Dove Stati e società civile, tra cui la nostra Rete Pace Disarmo (che con un intervento ha stimolato azioni concrete di universalizzazione a partire da sostegno alle comunità colpite), stanno cercando di porre rimedio alle politiche di supremazia nucleare dispiegate da alcuni Stati. Scelte di pochi che però minacciano tutti, solo per poter mantenere una posizione di predominanza.

In una fase storica recente già contraddistinta dal cambio di dottrina nucleare russa, e dallo spostamento in Bielorussia di alcune testate da parte di Putin, l’apertura di Macron a un «dibattito con gli alleati europei» sul possibile uso della forza di dissuasione nucleare francese aumenta di un po’ la temperatura di questa escalation, per ora solo politica e verbale, davvero pericolosa. Ma di cosa si tratta, veramente? C’è davvero qualcosa di strategico e concreto che possa cambiare la qualità della difesa militare dell’Europa? In realtà al momento dall’Eliseo sembrano arrivare solo, come troppe volte successo negli ultimi anni, reazioni retoriche basate su pensiero magico, congiuntura politica interna e premesse sbagliate.

La nuova era “dei guerrieri” (come piacerebbe a qualcuno) del Mondo viene assunta come un dato di fatto ineluttabile, non come conseguenza di scelte politiche scellerate.

Come ha giustamente sottolineato Pavel Podvig (studioso di strategia e forze russe) domandandosi se la Francia fosse più o meno disposta a rischiare una ritorsione nucleare sulle proprie città (che non potrebbe mai fermare) in risposta ad un attacco di Putin ad un altro Paese europeo: «Le armi nucleari possono sembrare una bacchetta magica in grado di proteggervi da tutto. Ma se si affronta seriamente il dibattito strategico proposto da Macron, è inevitabile concludere che le armi nucleari non ci proteggeranno per niente».

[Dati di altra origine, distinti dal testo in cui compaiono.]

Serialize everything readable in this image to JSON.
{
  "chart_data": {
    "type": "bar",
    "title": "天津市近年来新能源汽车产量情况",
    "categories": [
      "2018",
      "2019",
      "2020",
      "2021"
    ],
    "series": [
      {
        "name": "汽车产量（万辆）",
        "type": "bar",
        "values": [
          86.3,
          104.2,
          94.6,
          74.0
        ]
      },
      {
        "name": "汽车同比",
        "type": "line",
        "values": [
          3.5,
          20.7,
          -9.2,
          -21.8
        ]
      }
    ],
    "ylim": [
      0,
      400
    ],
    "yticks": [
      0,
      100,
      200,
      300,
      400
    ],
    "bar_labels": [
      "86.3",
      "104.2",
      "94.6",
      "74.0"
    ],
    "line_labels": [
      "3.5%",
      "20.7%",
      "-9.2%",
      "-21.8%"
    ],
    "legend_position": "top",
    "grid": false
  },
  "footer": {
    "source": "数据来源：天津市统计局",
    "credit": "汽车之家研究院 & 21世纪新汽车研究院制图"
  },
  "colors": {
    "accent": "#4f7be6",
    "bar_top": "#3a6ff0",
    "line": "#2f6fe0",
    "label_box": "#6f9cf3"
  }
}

Questo elemento di possibile “nucleare europeo“, che molti mettono sul tavolo senza prefigurarne le conseguenze, si inserisce come elemento emblematico nelle scelte di riarmo della Commissione e, a cascata, di tanti Stati dell’Unione (prima tra tutte la Germania).

Ancora una volta la prospettiva che si ha da lontano, qui a New York è illuminante. Ieri un collega statunitense mi ha chiesto: «Ma davvero l’Unione europea vede Trump come un nemico e una minaccia? Perché in realtà sta facendo proprio tutto quello che lui vuole che faccia!». Esatto: il piano di finanziamento alle spese militari da 800 miliardi non andrà a sciogliere alcun nodo reale per la difesa comune europea, che fondamentalmente è un problema politico, istituzionale, strutturale.

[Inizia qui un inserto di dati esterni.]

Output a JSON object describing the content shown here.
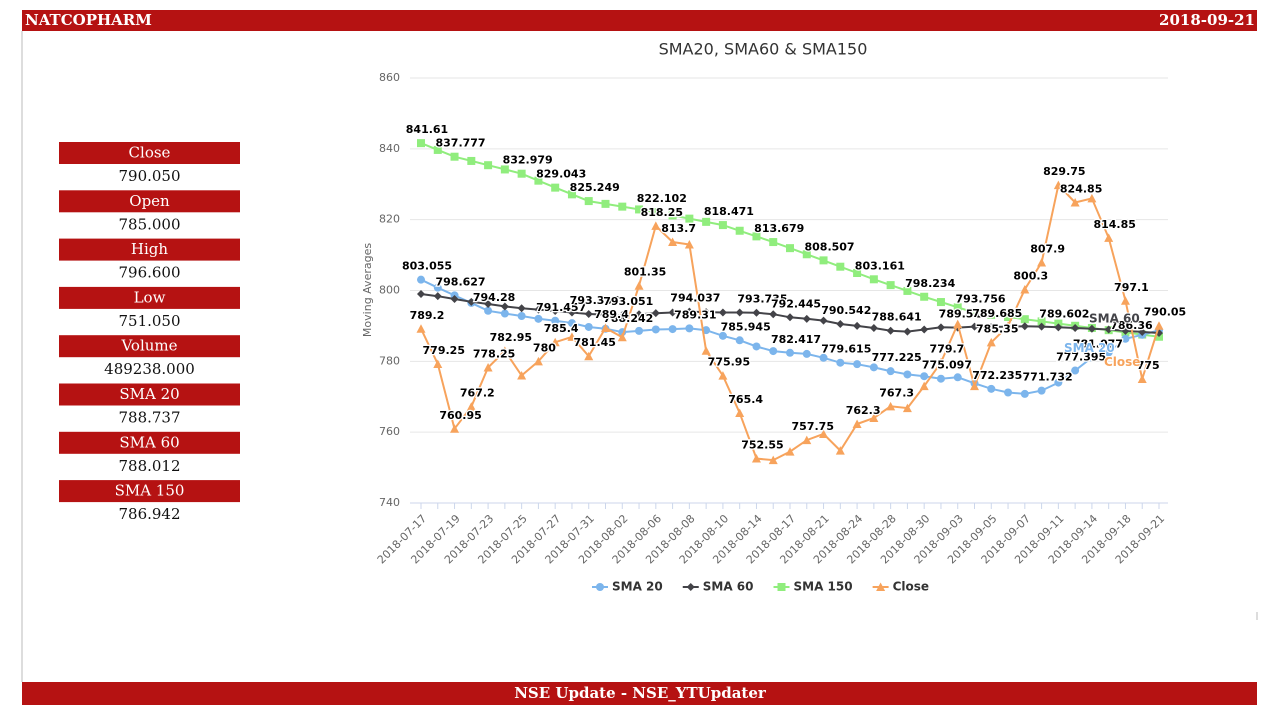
{
  "header": {
    "symbol": "NATCOPHARM",
    "date": "2018-09-21"
  },
  "panel": [
    {
      "label": "Close",
      "value": "790.050"
    },
    {
      "label": "Open",
      "value": "785.000"
    },
    {
      "label": "High",
      "value": "796.600"
    },
    {
      "label": "Low",
      "value": "751.050"
    },
    {
      "label": "Volume",
      "value": "489238.000"
    },
    {
      "label": "SMA 20",
      "value": "788.737"
    },
    {
      "label": "SMA 60",
      "value": "788.012"
    },
    {
      "label": "SMA 150",
      "value": "786.942"
    }
  ],
  "footer": "NSE Update - NSE_YTUpdater",
  "chart_data": {
    "type": "line",
    "title": "SMA20, SMA60 & SMA150",
    "y_label": "Moving Averages",
    "categories": [
      "2018-07-17",
      null,
      "2018-07-19",
      null,
      "2018-07-23",
      null,
      "2018-07-25",
      null,
      "2018-07-27",
      null,
      "2018-07-31",
      null,
      "2018-08-02",
      null,
      "2018-08-06",
      null,
      "2018-08-08",
      null,
      "2018-08-10",
      null,
      "2018-08-14",
      null,
      "2018-08-17",
      null,
      "2018-08-21",
      null,
      "2018-08-24",
      null,
      "2018-08-28",
      null,
      "2018-08-30",
      null,
      "2018-09-03",
      null,
      "2018-09-05",
      null,
      "2018-09-07",
      null,
      "2018-09-11",
      null,
      "2018-09-14",
      null,
      "2018-09-18",
      null,
      "2018-09-21"
    ],
    "ylim": [
      740,
      860
    ],
    "yticks": [
      740,
      760,
      780,
      800,
      820,
      840,
      860
    ],
    "grid": true,
    "legend": "bottom",
    "series": [
      {
        "name": "SMA 20",
        "color": "#7cb5ec",
        "marker": "circle",
        "end_label": true,
        "values": [
          803.055,
          800.8,
          798.627,
          796.5,
          794.28,
          793.5,
          792.8,
          792,
          791.457,
          790.8,
          789.7,
          789.2,
          788.242,
          788.6,
          789,
          789.1,
          789.31,
          788.8,
          787.2,
          785.945,
          784.2,
          782.9,
          782.417,
          782.1,
          781,
          779.615,
          779.2,
          778.3,
          777.225,
          776.3,
          775.8,
          775.097,
          775.5,
          773.8,
          772.235,
          771.2,
          770.8,
          771.732,
          774,
          777.395,
          781.077,
          782.5,
          786.36,
          787.5,
          788.737
        ],
        "value_labels": [
          "803.055",
          null,
          "798.627",
          null,
          "794.28",
          null,
          null,
          null,
          "791.457",
          null,
          null,
          null,
          "788.242",
          null,
          null,
          null,
          "789.31",
          null,
          null,
          "785.945",
          null,
          null,
          "782.417",
          null,
          null,
          "779.615",
          null,
          null,
          "777.225",
          null,
          null,
          "775.097",
          null,
          null,
          "772.235",
          null,
          null,
          "771.732",
          null,
          "777.395",
          "781.077",
          null,
          "786.36",
          null,
          null
        ]
      },
      {
        "name": "SMA 60",
        "color": "#434348",
        "marker": "diamond",
        "end_label": true,
        "values": [
          799,
          798.4,
          797.6,
          796.8,
          796.2,
          795.5,
          795,
          794.6,
          794.2,
          793.8,
          793.356,
          793.2,
          793.051,
          793.3,
          793.6,
          793.8,
          794.037,
          793.9,
          793.8,
          793.8,
          793.735,
          793.3,
          792.445,
          792,
          791.5,
          790.542,
          790,
          789.4,
          788.641,
          788.4,
          789,
          789.6,
          789.516,
          789.8,
          789.685,
          789.8,
          789.9,
          789.8,
          789.602,
          789.4,
          789.2,
          789,
          788.6,
          788.3,
          788.012
        ],
        "value_labels": [
          null,
          null,
          null,
          null,
          null,
          null,
          null,
          null,
          null,
          null,
          "793.356",
          null,
          "793.051",
          null,
          null,
          null,
          "794.037",
          null,
          null,
          null,
          "793.735",
          null,
          "792.445",
          null,
          null,
          "790.542",
          null,
          null,
          "788.641",
          null,
          null,
          null,
          "789.516",
          null,
          "789.685",
          null,
          null,
          null,
          "789.602",
          null,
          null,
          null,
          null,
          null,
          null
        ]
      },
      {
        "name": "SMA 150",
        "color": "#90ed7d",
        "marker": "square",
        "end_label": false,
        "values": [
          841.61,
          839.69,
          837.777,
          836.58,
          835.38,
          834.18,
          832.979,
          831.01,
          829.043,
          827.15,
          825.249,
          824.46,
          823.68,
          822.89,
          822.102,
          821.19,
          820.29,
          819.38,
          818.471,
          816.87,
          815.28,
          813.679,
          811.96,
          810.23,
          808.507,
          806.72,
          804.94,
          803.161,
          801.52,
          799.88,
          798.234,
          796.74,
          795.25,
          793.756,
          793.14,
          792.52,
          791.9,
          791.28,
          790.66,
          790.04,
          789.42,
          788.8,
          788.18,
          787.56,
          786.942
        ],
        "value_labels": [
          "841.61",
          null,
          "837.777",
          null,
          null,
          null,
          "832.979",
          null,
          "829.043",
          null,
          "825.249",
          null,
          null,
          null,
          "822.102",
          null,
          null,
          null,
          "818.471",
          null,
          null,
          "813.679",
          null,
          null,
          "808.507",
          null,
          null,
          "803.161",
          null,
          null,
          "798.234",
          null,
          null,
          "793.756",
          null,
          null,
          null,
          null,
          null,
          null,
          null,
          null,
          null,
          null,
          null
        ]
      },
      {
        "name": "Close",
        "color": "#f7a35c",
        "marker": "triangle",
        "end_label": true,
        "values": [
          789.2,
          779.25,
          760.95,
          767.2,
          778.25,
          782.95,
          776,
          780,
          785.4,
          786.9,
          781.45,
          789.4,
          786.8,
          801.35,
          818.25,
          813.7,
          813,
          783,
          775.95,
          765.4,
          752.55,
          752.1,
          754.5,
          757.75,
          759.5,
          754.8,
          762.3,
          764,
          767.3,
          766.8,
          773,
          779.7,
          790.5,
          773,
          785.35,
          790,
          800.3,
          807.9,
          829.75,
          824.85,
          826,
          814.85,
          797.1,
          775,
          790.05
        ],
        "value_labels": [
          "789.2",
          "779.25",
          "760.95",
          "767.2",
          "778.25",
          "782.95",
          null,
          "780",
          "785.4",
          null,
          "781.45",
          "789.4",
          null,
          "801.35",
          "818.25",
          "813.7",
          null,
          null,
          "775.95",
          "765.4",
          "752.55",
          null,
          null,
          "757.75",
          null,
          null,
          "762.3",
          null,
          "767.3",
          null,
          null,
          "779.7",
          null,
          null,
          "785.35",
          null,
          "800.3",
          "807.9",
          "829.75",
          "824.85",
          null,
          "814.85",
          "797.1",
          "775",
          "790.05"
        ]
      }
    ]
  }
}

Ma soprattutto ingrosserà i fatturati già in esplosione delle industrie militari, soprattutto quelle statunitensi, togliendo anche all’amministrazione Trump l’esigenza di spendere per una situazione bellica in Europa che vede solo come intralcio. Ma senza un vero disimpegno dal nostro Continente, come commentatori troppo ligi al canone Nato continuano a ripetere, perché ma in questi mesi è stata avanzata l’ipotesi che lo renderebbe reale: l’abbandono delle basi statunitensi in Europa e la partenza delle decine di migliaia di soldati a stelle e strisce acquartierati nei nostri Paesi.

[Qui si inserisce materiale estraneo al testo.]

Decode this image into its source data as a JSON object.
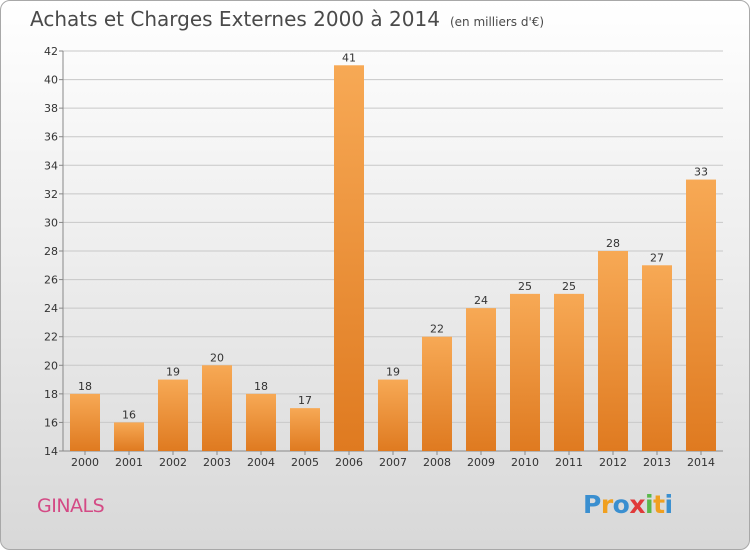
{
  "title": "Achats et Charges Externes 2000 à 2014",
  "subtitle": "(en milliers d'€)",
  "commune": "GINALS",
  "logo": {
    "letters": [
      "P",
      "r",
      "o",
      "x",
      "i",
      "t",
      "i"
    ],
    "colors": [
      "#3a8fd0",
      "#f0a020",
      "#3a8fd0",
      "#e03a3a",
      "#5ab84a",
      "#f0a020",
      "#3a8fd0"
    ]
  },
  "colors": {
    "bar_light": "#f7a955",
    "bar_dark": "#e07a20",
    "title": "#4a4a4a",
    "commune": "#d44a85"
  },
  "chart_data": {
    "type": "bar",
    "categories": [
      "2000",
      "2001",
      "2002",
      "2003",
      "2004",
      "2005",
      "2006",
      "2007",
      "2008",
      "2009",
      "2010",
      "2011",
      "2012",
      "2013",
      "2014"
    ],
    "values": [
      18,
      16,
      19,
      20,
      18,
      17,
      41,
      19,
      22,
      24,
      25,
      25,
      28,
      27,
      33
    ],
    "ylim": [
      14,
      42
    ],
    "yticks": [
      14,
      16,
      18,
      20,
      22,
      24,
      26,
      28,
      30,
      32,
      34,
      36,
      38,
      40,
      42
    ],
    "grid": true
  }
}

Certamente per smontare la follia bellicista in corso, basata su ricette che si sono già rivelate altamente fallimentari in passato e vengono riproposte come un martellante mantra grazie alla connivenza della maggioranza dei media, bisognerà partire “dal basso” evidenziandone le contraddizioni. E anche quanto tali scelte andranno a distruggere le condizioni materiali e democratiche dei popoli che vorrebbero invece “proteggere”. Ma, paradossalmente, anche una azione dall’alto della piramide della militarizzazione, incarnata dalle armi nucleari, potrebbe essere efficace e fondamentale. Perché è da quel punto di coercizione estrema, un approccio realmente mafioso alla politica internazionale, che derivano i sistemi e le scelte che ci impediscono di costruire la pace.

Come ha dichiarato Melissa Parke (direttrice della campagna ICAN, l’organizzazione premio Nobel per la pace nel 2017): «In tempi difficili come questi, potremmo essere portati a ridurre le nostre aspettative. Ma più la posta in gioco è alta, più dobbiamo essere ambiziosi. Il nostro obiettivo deve rimanere l’eliminazione, non il semplice prolungamento del periodo di non utilizzo delle armi nucleari. E dobbiamo insistere affinché non sia un sogno lontano, ma una necessità urgente».